The effective implementation of tribe colours is not difficult, although some thought should be given to the final effect on the game:

  • Does the colour of the tribe flag chosen match the other colours used to identify the tribe?
  • Does the colour selected for the city names match with the other tribe colours?
  • Are the colours in both the bright and dark form clearly distinguishable from other tribes?
  • Is the colour of the unit shield bright enough to distinguish a unit's actions? For instance engineers may; irrigate "i", terraform "o", mine "m", build roads or railways "r", build fortresses "f", or go to a location "g". These actions should be clear to read in the unit's shield area.

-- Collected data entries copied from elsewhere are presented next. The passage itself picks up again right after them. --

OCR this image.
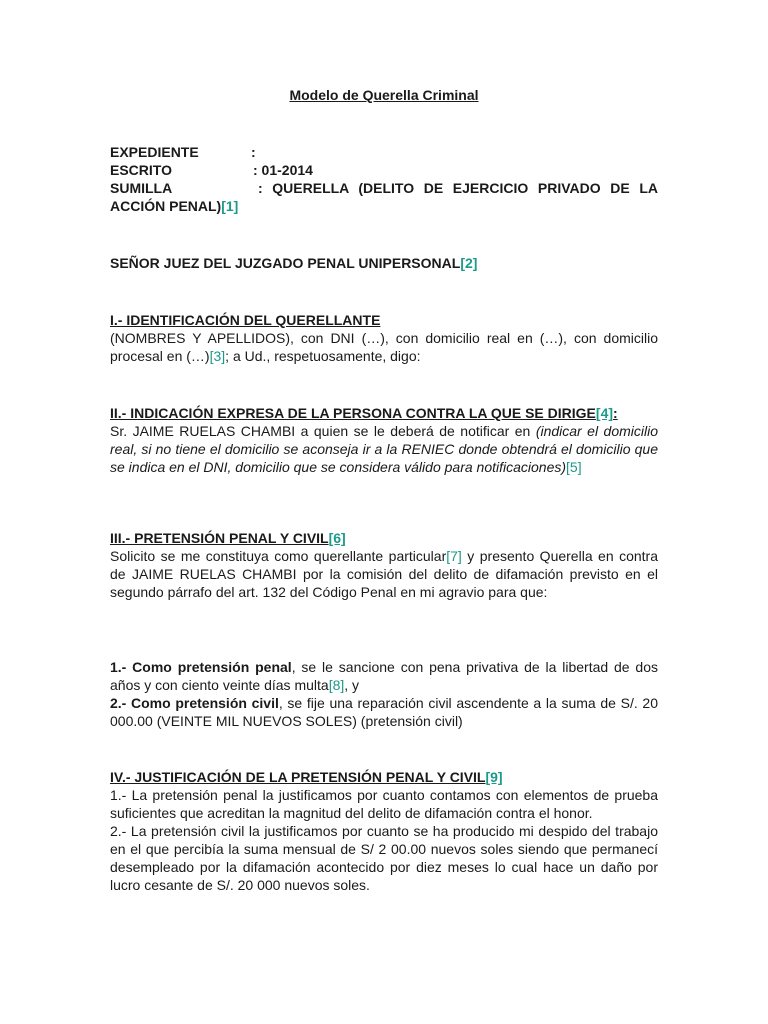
Modelo de Querella Criminal
EXPEDIENTE	:
ESCRITO	: 01-2014
SUMILLA	: QUERELLA (DELITO DE EJERCICIO PRIVADO DE LA
ACCIÓN PENAL)[1]
SEÑOR JUEZ DEL JUZGADO PENAL UNIPERSONAL[2]
I.- IDENTIFICACIÓN DEL QUERELLANTE
(NOMBRES Y APELLIDOS), con DNI (…), con domicilio real en (…), con domicilio procesal en (…)[3]; a Ud., respetuosamente, digo:
II.- INDICACIÓN EXPRESA DE LA PERSONA CONTRA LA QUE SE DIRIGE[4]:
Sr. JAIME RUELAS CHAMBI a quien se le deberá de notificar en (indicar el domicilio real, si no tiene el domicilio se aconseja ir a la RENIEC donde obtendrá el domicilio que se indica en el DNI, domicilio que se considera válido para notificaciones)[5]
III.- PRETENSIÓN PENAL Y CIVIL[6]
Solicito se me constituya como querellante particular[7] y presento Querella en contra de JAIME RUELAS CHAMBI por la comisión del delito de difamación previsto en el segundo párrafo del art. 132 del Código Penal en mi agravio para que:
1.- Como pretensión penal, se le sancione con pena privativa de la libertad de dos años y con ciento veinte días multa[8], y
2.- Como pretensión civil, se fije una reparación civil ascendente a la suma de S/. 20 000.00 (VEINTE MIL NUEVOS SOLES) (pretensión civil)
IV.- JUSTIFICACIÓN DE LA PRETENSIÓN PENAL Y CIVIL[9]
1.- La pretensión penal la justificamos por cuanto contamos con elementos de prueba suficientes que acreditan la magnitud del delito de difamación contra el honor.
2.- La pretensión civil la justificamos por cuanto se ha producido mi despido del trabajo en el que percibía la suma mensual de S/ 2 00.00 nuevos soles siendo que permanecí desempleado por la difamación acontecido por diez meses lo cual hace un daño por lucro cesante de S/. 20 000 nuevos soles.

This quick modification to the cities.bmp file can make an important distinction to your own game or scenario.


Footnote (May 2000)

At the time of writing this tip, there was no way known to overcome this darkening effect, however...

Draco Omega writes:

I know exactly what is causing the problem, the sprite file itself.
Every pixel in a sprite file has a flag that tells if it is a team color pixel. Normal pixels are drawn with the exact color values in the file but team color pixels are handled a little differently.
The set color values of the pixels are all shades of grey (the red, green and blue values are equal). To determine the color the pixel is drawn in, it first looks at the color ratio of the pixel on the bottom line in cities.bmp (as discussed in this article). For example, let us say the color in cities.bmp was Red 255 Blue 128 Green 0. This gives it a color ratio of 2:1:0. Now lets also say that the team color pixel was Red 64 Blue 64 Green 64. It converts this value to the same color ratio as the pixel in cities.bmp. In this case that would be Red 128 Blue 64 Green 0. Therefore the value of the pixel in the sprite file determines how bright the color is. This factor will be able to be customized as hoped when the Sprite Workshop is finished.